Fire/EMS Response to Civil Unrest Events

If there were a violent protest or civil unrest event in your community how would you respond?

If there were a violent protest or civil unrest event in your community how would you respond? Could you deal with numerous medical and fire calls during the event?

The 1st Amendment guarantees the people the right to peaceable assembly and to petition their government to address grievances. On occasion that line is crossed and public safety becomes a concern. The International Association of Chiefs of Police (IACP) defines a Civil Disturbance: An unlawful assembly that constitutes a breach of the peace or any assembly of persons where there is danger of collective violence, destruction of property or other unlawful acts.

Each year across the United States there are several acts of Civil Unrest that take place. Fire/EMS responders will encounter many challenges during their careers, some of which will include civil disorders, riots or protest situations. Annually firefighters and paramedics have been injured during these situations. As our society become more complex and gives rise to many intricate problems, first responders must gain a knowledge and understanding to solve these issues. Would your agency be able to effectively respond to a civil unrest event?

Civil unrest events can occur for a variety of reasons and are not just limited to large urban areas. These events can occur in several situations: peaceful demonstrations/protests that turn confrontational, violence related to major sporting events, concerts and "block party" parties that turn violent, planned political conventions that are disrupted because of activists, confrontations at "hot spots" such as abortion clinics or research labs and riots related to racial tensions.
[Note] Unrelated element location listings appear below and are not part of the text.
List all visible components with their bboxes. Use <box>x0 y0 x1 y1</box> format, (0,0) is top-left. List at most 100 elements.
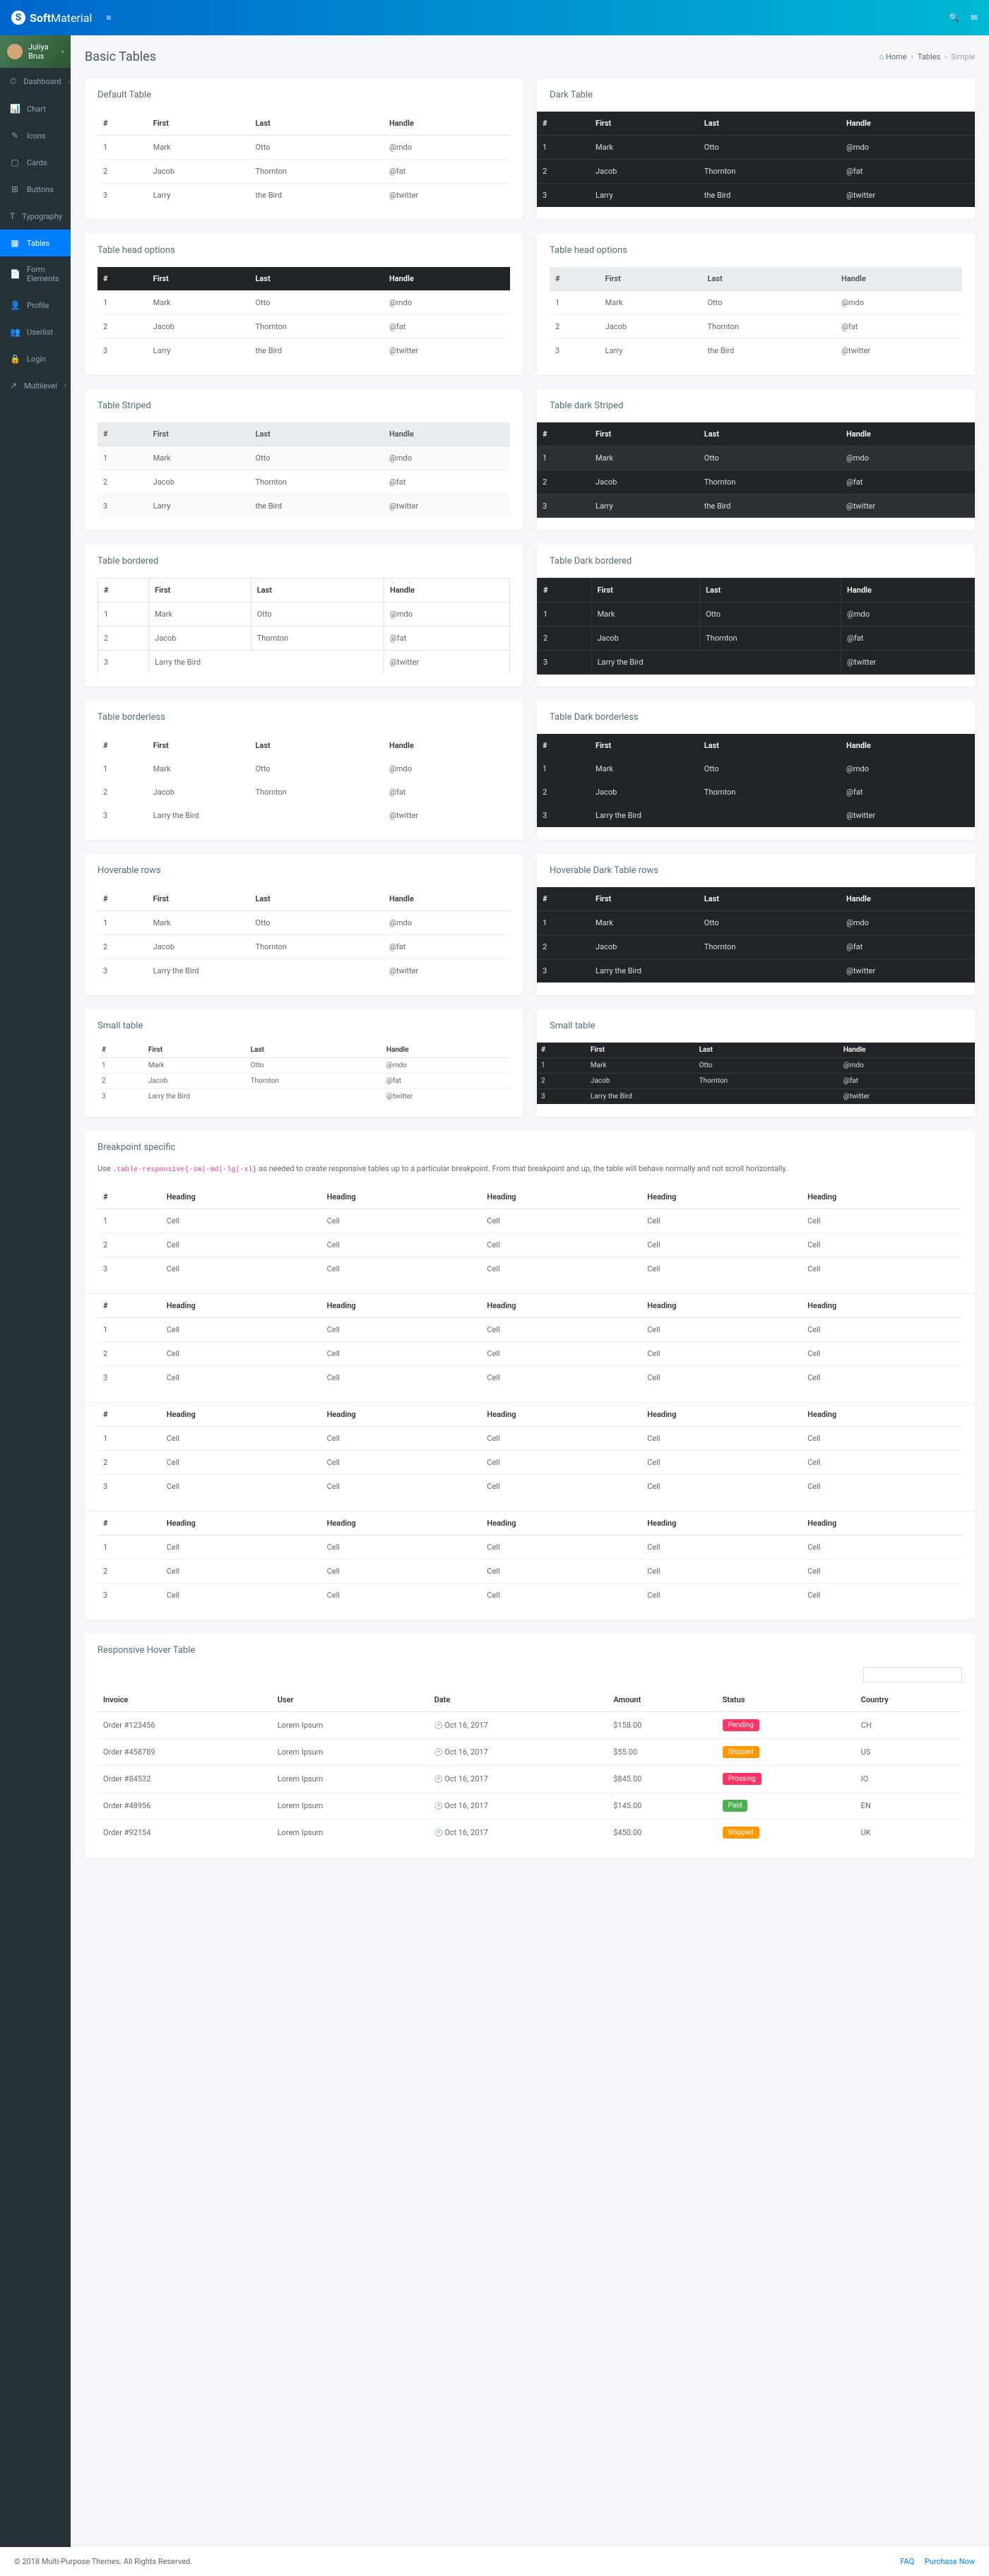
table-row: 3Larry the Bird@twitter <box>97 959 510 983</box>
table-row: 3CellCellCellCellCell <box>97 1366 962 1390</box>
table-row: 2CellCellCellCellCell <box>97 1233 962 1257</box>
table-row: 1MarkOtto@mdo <box>97 911 510 935</box>
table-row[interactable]: Order #123456Lorem Ipsum🕐Oct 16, 2017$15… <box>97 1712 962 1739</box>
mail-icon[interactable]: ✉ <box>971 13 978 23</box>
table-row: 1CellCellCellCellCell <box>97 1209 962 1233</box>
sidebar-item-profile[interactable]: 👤Profile <box>0 292 71 319</box>
table-row: 3Larry the Bird@twitter <box>98 651 510 675</box>
search-icon[interactable]: 🔍 <box>949 13 959 23</box>
search-input[interactable] <box>863 1667 962 1682</box>
table-row: 1MarkOtto@mdo <box>537 911 975 935</box>
sidebar-item-login[interactable]: 🔒Login <box>0 345 71 372</box>
table-row: 3CellCellCellCellCell <box>97 1584 962 1608</box>
sidebar-item-cards[interactable]: ▢Cards <box>0 149 71 176</box>
table-row: 1CellCellCellCellCell <box>97 1536 962 1560</box>
table-row: 2JacobThornton@fat <box>97 1074 510 1089</box>
header: S SoftMaterial ≡ 🔍 ✉ <box>0 0 989 35</box>
breadcrumb-item[interactable]: Tables <box>918 52 940 61</box>
table-row: 3CellCellCellCellCell <box>97 1257 962 1281</box>
card-title: Small table <box>97 1021 510 1031</box>
nav-icon: ▢ <box>10 158 20 167</box>
data-table: #FirstLastHandle1MarkOtto@mdo2JacobThorn… <box>97 578 510 674</box>
faq-link[interactable]: FAQ <box>900 2557 914 2566</box>
sidebar-item-chart[interactable]: 📊Chart <box>0 95 71 122</box>
card-title: Table Dark bordered <box>550 556 962 566</box>
table-row: 2CellCellCellCellCell <box>97 1451 962 1475</box>
table-row: 1MarkOtto@mdo <box>550 291 962 315</box>
nav-icon: 👥 <box>10 327 20 337</box>
table-row: 1MarkOtto@mdo <box>97 291 510 315</box>
breadcrumb-item[interactable]: ⌂ Home <box>880 52 907 61</box>
user-block[interactable]: Juliya Brus › <box>0 35 71 68</box>
status-badge: Paid <box>723 1800 748 1812</box>
table-row: 3Larry the Bird@twitter <box>97 804 510 827</box>
nav-icon: T <box>10 211 15 221</box>
data-table: #FirstLastHandle1MarkOtto@mdo2JacobThorn… <box>550 267 962 362</box>
status-badge: Prossing <box>723 1773 762 1785</box>
data-table: #FirstLastHandle1MarkOtto@mdo2JacobThorn… <box>97 422 510 518</box>
logo-bold: Soft <box>30 11 51 25</box>
table-row[interactable]: Order #92154Lorem Ipsum🕐Oct 16, 2017$450… <box>97 1820 962 1846</box>
sidebar-item-dashboard[interactable]: ⏱Dashboard› <box>0 68 71 95</box>
table-row: 3Larrythe Bird@twitter <box>97 494 510 518</box>
table-row: 2JacobThornton@fat <box>537 935 975 959</box>
page-title: Basic Tables <box>85 49 156 64</box>
data-table: #FirstLastHandle1MarkOtto@mdo2JacobThorn… <box>537 422 975 518</box>
card-title: Table borderless <box>97 712 510 723</box>
table-row: 3Larrythe Bird@twitter <box>550 339 962 363</box>
data-table: #HeadingHeadingHeadingHeadingHeading1Cel… <box>97 1294 962 1389</box>
sidebar-item-userlist[interactable]: 👥Userlist <box>0 319 71 345</box>
table-row: 3Larrythe Bird@twitter <box>537 184 975 208</box>
data-table: #HeadingHeadingHeadingHeadingHeading1Cel… <box>97 1403 962 1498</box>
chevron-right-icon: › <box>64 382 66 389</box>
data-table: #FirstLastHandle1MarkOtto@mdo2JacobThorn… <box>537 887 975 983</box>
nav-icon: ⊞ <box>10 184 20 194</box>
table-row: 1MarkOtto@mdo <box>97 757 510 780</box>
sidebar-item-multilevel[interactable]: ↗Multilevel› <box>0 372 71 399</box>
data-table: #HeadingHeadingHeadingHeadingHeading1Cel… <box>97 1185 962 1281</box>
card-title: Hoverable rows <box>97 865 510 876</box>
nav-icon: ✎ <box>10 131 20 141</box>
nav-icon: ↗ <box>10 381 17 391</box>
sidebar-item-form-elements[interactable]: 📄Form Elements <box>0 256 71 292</box>
card-title: Hoverable Dark Table rows <box>550 865 962 876</box>
sidebar-item-tables[interactable]: ▦Tables <box>0 230 71 256</box>
table-row: 3Larry the Bird@twitter <box>97 1089 510 1105</box>
card-title: Table Striped <box>97 400 510 411</box>
sidebar-item-typography[interactable]: TTypography <box>0 203 71 230</box>
table-row: 2JacobThornton@fat <box>97 780 510 804</box>
sidebar-item-buttons[interactable]: ⊞Buttons <box>0 176 71 203</box>
table-row: 3Larrythe Bird@twitter <box>97 339 510 363</box>
table-row: 2JacobThornton@fat <box>97 315 510 339</box>
purchase-link[interactable]: Purchase Now <box>925 2557 975 2566</box>
table-row: 1MarkOtto@mdo <box>537 446 975 470</box>
table-row[interactable]: Order #84532Lorem Ipsum🕐Oct 16, 2017$845… <box>97 1766 962 1793</box>
logo[interactable]: S SoftMaterial <box>11 11 92 25</box>
table-row: 2JacobThornton@fat <box>98 627 510 651</box>
card-title: Breakpoint specific <box>97 1142 962 1153</box>
nav-icon: ⏱ <box>10 76 16 87</box>
data-table: #FirstLastHandle1MarkOtto@mdo2JacobThorn… <box>537 1043 975 1104</box>
clock-icon: 🕐 <box>434 1722 443 1730</box>
sidebar-item-icons[interactable]: ✎Icons <box>0 122 71 149</box>
card-description: Use .table-responsive{-sm|-md|-lg|-xl} a… <box>85 1164 975 1174</box>
table-row: 2JacobThornton@fat <box>550 315 962 339</box>
table-row: 3Larrythe Bird@twitter <box>537 494 975 518</box>
logo-icon: S <box>11 11 25 25</box>
card-title: Table head options <box>550 245 962 256</box>
nav-icon: 📊 <box>10 104 20 114</box>
table-row: 2JacobThornton@fat <box>537 160 975 184</box>
breadcrumb: ⌂ Home›Tables›Simple <box>880 52 975 61</box>
table-row: 2JacobThornton@fat <box>537 470 975 494</box>
table-row[interactable]: Order #48956Lorem Ipsum🕐Oct 16, 2017$145… <box>97 1793 962 1820</box>
table-row[interactable]: Order #458789Lorem Ipsum🕐Oct 16, 2017$55… <box>97 1739 962 1766</box>
table-row: 3Larry the Bird@twitter <box>537 1089 975 1105</box>
card-title: Responsive Hover Table <box>97 1645 962 1656</box>
clock-icon: 🕐 <box>434 1803 443 1810</box>
card-title: Small table <box>550 1021 962 1031</box>
clock-icon: 🕐 <box>434 1829 443 1837</box>
data-table: #FirstLastHandle1MarkOtto@mdo2JacobThorn… <box>537 112 975 207</box>
menu-toggle-icon[interactable]: ≡ <box>106 13 111 23</box>
clock-icon: 🕐 <box>434 1749 443 1757</box>
status-badge: Shipped <box>723 1746 759 1758</box>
Does your department have guidelines/procedures on dealing with civil unrest events? The National Fire Protection Association (NFPA) 1500 states in section 6-7: Civil Unrest/Terrorism: "Fire Department shall develop and maintain written guidelines that establish a standardized approach to the safety of members at incidents that involve violence, unrest or civil disturbances. Such situations shall include but not be limited to riots, fights, violent crimes, drug related situations, family disturbances, deranged individuals, and people with fire department operations."

In planning for civil unrest events it is important to review an example of disturbances that have occurred in the recent past:

  • May 31, 2004 - Miami, Florida
    Authorities reponded to the scene and arrested some partygoers in Miami, Florida, after a riot broke out at a hip-hop festival. Included fighting and vandalism.

  • April 17, 2004 - Ames, Iowa
    1,000 students vandalized cars, looted stores and fought with police during an Iowa State University weekend festival.

  • November 17-20, 2003 - Miami, Florida
    Numerous injuries and arrests as police clash with protesters during "Free Trade Area of the Americas" political conferences.

  • November 6, 2003 - Kansas City. Missouri
    Marilyn Manson concert ended in chaos when the crowd rioted following the show's cancellation. Rocks, beer bottles and bottles filled with urine were thrown at the officers, the police fired pepper spray at the fans.

  • October 15, 2003 - Montreal, Canada
    A crowd infuriated by the last-minute cancellation of a punk rock concert tore through downtown Montreal, overturning cars and smashing into shops. Five people were injured.

  • June 16, 2003 - Benton Harbor, Michigan
    Firefighters were pelted by rocks and bottles as they responded to dozens of structure and vehicle arson fires during a riot. Three firefighters were injured and two apparatus damaged.

  • April 20, 2003 - Durham, New Hampshire
    An estimated 4,000 people rioted downtown after the UNH Men's Hockey team lost in the national championship game. More than 80 people were arrested. Beer bottles, full beer cans and rocks struck firefighters.

  • December 7, 2003 - Philadelphia, Pennsylvania
    Several injuries result from last minute cancellation of Guns N' Roses concert. Fans threw beer bottles and caused extensive damage to concert location.

  • November 25, 2002 - Columbus, Ohio
    Night of rioting, looting and arson fires after Ohio State defeated Michigan State.

  • April 6, 2002 - Minneapolis, Minnesota
    For six hours police clashed with over 600 students near campus after Minnesota defeated Maine for the NCAA men's hockey title.

  • March 31, 2002 - College Park, Maryland
    An estimated crowd of 5,000 students flooded the Maryland Campus and area neighborhoods after they lost to Duke in the men's NCAA Final Four Basketball Tournament. Numerous acts of vandalism and rubbish fires were reported.

  • April 7, 2001 - Cincinnati, Ohio
    Racial tensions led to several days of violence. The result was scores of injuries, numerous vehicle, trash and structure arson fires, widespread damage and 800 arrests for looting and rioting. Several fire stations and fire apparatus were damaged.

  • 2001
    Violence associated with Mardi Gras celebrations erupted in Seattle, Philadelphia, Fresno and Austin, Texas.